Parfois, cette possible utilisation optimisée du chemin de fer en ville est vue comme une alternative à certains projets de Tram, en particulier pour l’axe Nord en direction de Vendenheim, ou comme un complément utile, par exemple à Bischheim. De cet ensemble de réflexion transparaît, globalement, le souhait de lignes TER qui relieraient directement plusieurs communes ou quartiers entre eux sans s’interrompre en Gare Centrale comme c’est le cas actuellement à Strasbourg. L’idée est de créer un « effet réseau », complétant le tram, avec une meilleure performance en termes de vitesse sur les longs trajets.
Rocades de tram et TER urbain
Il est à noter que l’ensemble de ces propositions qui font réseau, provient d’au moins 10 contributeurs différents, appuyés par les commentaires favorables et complémentaires de dizaines d’autres. On assiste donc là à une véritable convergence spontanée autour d’une idée générale. Ces contributeurs sont même parvenus à trouver, à la fois le moyen de « relier » entre elles plusieurs propositions (en copiant collant les liens), et, plus fort, à proposer un intitulé commun à ce projet collectif, le « TER banlieue » ou « TER urbain » !

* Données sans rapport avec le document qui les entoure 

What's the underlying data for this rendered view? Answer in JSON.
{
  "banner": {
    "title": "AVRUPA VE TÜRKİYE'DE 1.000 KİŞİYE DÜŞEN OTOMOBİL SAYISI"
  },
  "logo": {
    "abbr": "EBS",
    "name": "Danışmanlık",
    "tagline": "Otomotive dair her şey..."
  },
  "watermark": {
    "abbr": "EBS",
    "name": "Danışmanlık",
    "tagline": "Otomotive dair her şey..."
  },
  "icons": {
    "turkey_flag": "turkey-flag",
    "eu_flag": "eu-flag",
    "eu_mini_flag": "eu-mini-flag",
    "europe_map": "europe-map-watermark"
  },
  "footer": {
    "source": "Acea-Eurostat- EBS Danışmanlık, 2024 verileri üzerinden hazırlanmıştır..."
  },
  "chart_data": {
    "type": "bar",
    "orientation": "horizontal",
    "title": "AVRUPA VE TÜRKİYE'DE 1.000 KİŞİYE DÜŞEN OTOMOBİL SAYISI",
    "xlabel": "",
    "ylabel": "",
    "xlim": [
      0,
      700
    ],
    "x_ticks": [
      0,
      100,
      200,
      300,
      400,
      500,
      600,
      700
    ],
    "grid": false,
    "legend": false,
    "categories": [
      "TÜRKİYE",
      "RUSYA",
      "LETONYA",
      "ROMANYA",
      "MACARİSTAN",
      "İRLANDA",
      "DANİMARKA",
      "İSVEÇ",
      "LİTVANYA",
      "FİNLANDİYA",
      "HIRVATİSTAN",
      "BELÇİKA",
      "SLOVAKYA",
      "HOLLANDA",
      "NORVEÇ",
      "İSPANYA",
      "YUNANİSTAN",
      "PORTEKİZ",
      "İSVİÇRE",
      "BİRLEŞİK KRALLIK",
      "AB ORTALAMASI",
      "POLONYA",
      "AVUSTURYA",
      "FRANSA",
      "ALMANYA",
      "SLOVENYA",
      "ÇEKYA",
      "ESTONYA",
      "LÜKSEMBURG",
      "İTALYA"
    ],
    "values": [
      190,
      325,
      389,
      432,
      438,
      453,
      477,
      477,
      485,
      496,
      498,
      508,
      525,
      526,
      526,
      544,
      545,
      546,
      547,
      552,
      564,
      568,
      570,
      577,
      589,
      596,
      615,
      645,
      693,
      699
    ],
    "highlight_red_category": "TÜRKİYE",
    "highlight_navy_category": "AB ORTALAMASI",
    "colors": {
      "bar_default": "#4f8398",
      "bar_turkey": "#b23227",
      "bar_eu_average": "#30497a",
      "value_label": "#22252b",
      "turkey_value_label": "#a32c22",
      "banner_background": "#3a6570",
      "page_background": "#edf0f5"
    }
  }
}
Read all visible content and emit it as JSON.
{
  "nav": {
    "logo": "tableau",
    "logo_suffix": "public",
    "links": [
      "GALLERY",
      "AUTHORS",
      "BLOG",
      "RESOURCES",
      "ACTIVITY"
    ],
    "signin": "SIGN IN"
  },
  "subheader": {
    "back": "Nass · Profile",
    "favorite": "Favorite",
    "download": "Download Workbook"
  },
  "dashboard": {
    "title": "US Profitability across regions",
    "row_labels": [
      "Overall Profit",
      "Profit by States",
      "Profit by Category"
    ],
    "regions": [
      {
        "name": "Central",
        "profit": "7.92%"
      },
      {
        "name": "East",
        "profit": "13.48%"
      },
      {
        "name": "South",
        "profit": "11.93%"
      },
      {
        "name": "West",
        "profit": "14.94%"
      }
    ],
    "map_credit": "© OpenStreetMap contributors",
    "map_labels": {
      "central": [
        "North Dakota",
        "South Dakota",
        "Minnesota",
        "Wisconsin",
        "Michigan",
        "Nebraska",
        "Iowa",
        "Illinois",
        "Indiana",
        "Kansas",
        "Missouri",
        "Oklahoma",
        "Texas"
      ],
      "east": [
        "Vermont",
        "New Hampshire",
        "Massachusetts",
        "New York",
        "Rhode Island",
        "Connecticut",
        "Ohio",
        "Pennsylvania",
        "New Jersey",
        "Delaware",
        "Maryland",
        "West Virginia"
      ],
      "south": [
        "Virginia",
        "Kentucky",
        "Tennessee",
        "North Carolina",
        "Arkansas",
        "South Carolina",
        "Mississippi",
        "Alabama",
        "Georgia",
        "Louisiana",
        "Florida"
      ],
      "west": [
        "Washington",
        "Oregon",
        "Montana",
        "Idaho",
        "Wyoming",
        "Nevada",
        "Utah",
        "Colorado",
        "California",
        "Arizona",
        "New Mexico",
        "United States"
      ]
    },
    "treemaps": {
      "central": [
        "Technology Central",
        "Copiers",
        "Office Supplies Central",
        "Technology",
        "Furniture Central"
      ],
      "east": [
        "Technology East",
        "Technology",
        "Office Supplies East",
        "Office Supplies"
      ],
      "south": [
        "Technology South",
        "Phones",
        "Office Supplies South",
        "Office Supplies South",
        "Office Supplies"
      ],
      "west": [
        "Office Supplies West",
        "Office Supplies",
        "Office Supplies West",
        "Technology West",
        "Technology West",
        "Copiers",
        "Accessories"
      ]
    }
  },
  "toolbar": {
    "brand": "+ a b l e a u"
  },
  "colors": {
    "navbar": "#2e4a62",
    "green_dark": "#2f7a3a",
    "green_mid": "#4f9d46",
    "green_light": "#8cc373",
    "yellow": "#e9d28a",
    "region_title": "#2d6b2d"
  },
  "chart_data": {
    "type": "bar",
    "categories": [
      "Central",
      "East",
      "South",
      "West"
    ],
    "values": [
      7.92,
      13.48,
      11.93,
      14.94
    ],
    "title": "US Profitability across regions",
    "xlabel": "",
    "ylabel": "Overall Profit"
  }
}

Même si certains reprennent l’appellation Tram-Train, le concept général reste bien celui d’une utilisation intensifiée des voies ferrées existantes, limitée à l’intérieur de l’agglomération, avec une tarification urbaine. Vu sous cet angle, il s’agirait alors d’une innovation par rapport à ce que l’on appelle ailleurs « RER » ou « S-Bahn » ou encore « Tram-train ». Car l’utilisation intensive se limiterait alors une zone urbaine compacte, et serait potentiellement plus rentable pour un service à haute fréquence. Ça tombe bien : Le futur statut d’Eurométropole pourrait permettre une rétrocession à la communauté urbaine d’une part de la compétence régionale, c’est-à-dire des finances, liée aux transports ferroviaires…
Dans le même esprit qu’un TER de rocade, un autre concept d’évolution des transports publics locaux émerge de plusieurs propositions. C’est celui d’une ou de plusieurs rocades de tram, contournant le centre-ville. Différentes options sont envisagées et débattues : passer par les quais du côté du Tribunal, créer une boucle par différents boulevards, ou un peu plus largement à travers les faubourgs strasbourgeois, en reprenant certains tronçons existants, ou à une plus grande échelle entre communes de la CUS.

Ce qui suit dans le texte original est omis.